Enumerating Graphlets with Amortized Time Complexity Independent of Graph Size

TL;DR

This paper introduces a novel algorithm for enumerating graphlets of size k in a graph with an amortized time per solution that depends only on k, making it efficient even for large graphs.

Contribution

The authors present the first algorithms for listing all k-graphlets with amortized cost depending solely on k, independent of the graph size or maximum degree.

Findings

Amortized cost for listing k-graphlets is O(k^2) per solution.

Edge k-graphlets can be listed in O(k) time per solution.

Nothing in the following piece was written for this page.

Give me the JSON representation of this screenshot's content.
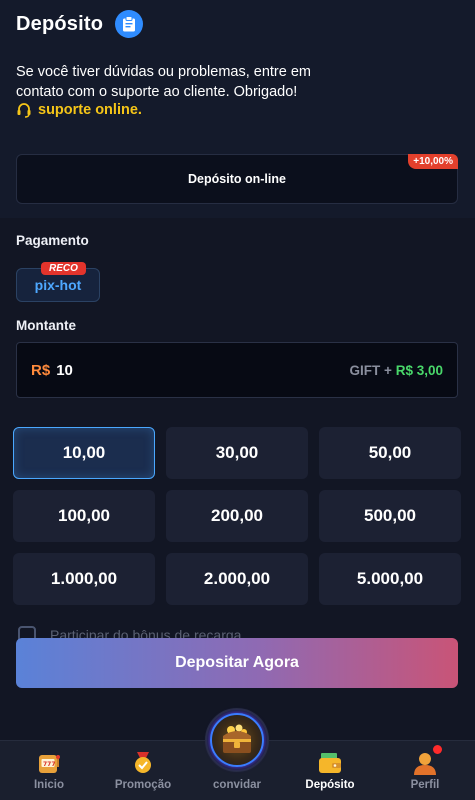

For bounded degree graphs, cost reduces to O(k) per solution.

Abstract

Graphlets of order $k$ in a graph $G$ are connected subgraphs induced by $k$ nodes (called $k$-graphlets) or by $k$ edges (called edge $k$-graphlets). They are among the interesting subgraphs in network analysis to get insights on both the local and global structure of a network. While several algorithms exist for discovering and enumerating graphlets, the cost per solution of such algorithms typically depends on the size of the graph $G$, or its maximum degree. In real networks, even the latter can be in the order of millions, whereas $k$ is typically required to be a small value. In this paper we provide the first algorithm to list all graphlets of order $k$ in a graph $G=(V,E)$ with an amortized cost per solution depending \emph{solely} on the order $k$, contrarily to previous approaches where the cost depends \emph{also} on the size of $G$ or its maximum degree. Specifically, we show that it is possible to list $k$-graphlets in $O(k^2)$ time per solution, and to list edge $k$-graphlets in $O(k)$ time per solution. Furthermore we show that, if the input graph has bounded degree, then the cost per solution for listing $k$-graphlets is reduced to $O(k)$. Whenever $k = O(1)$, as it is often the case in practical settings, these algorithms are the first to achieve constant time per solution.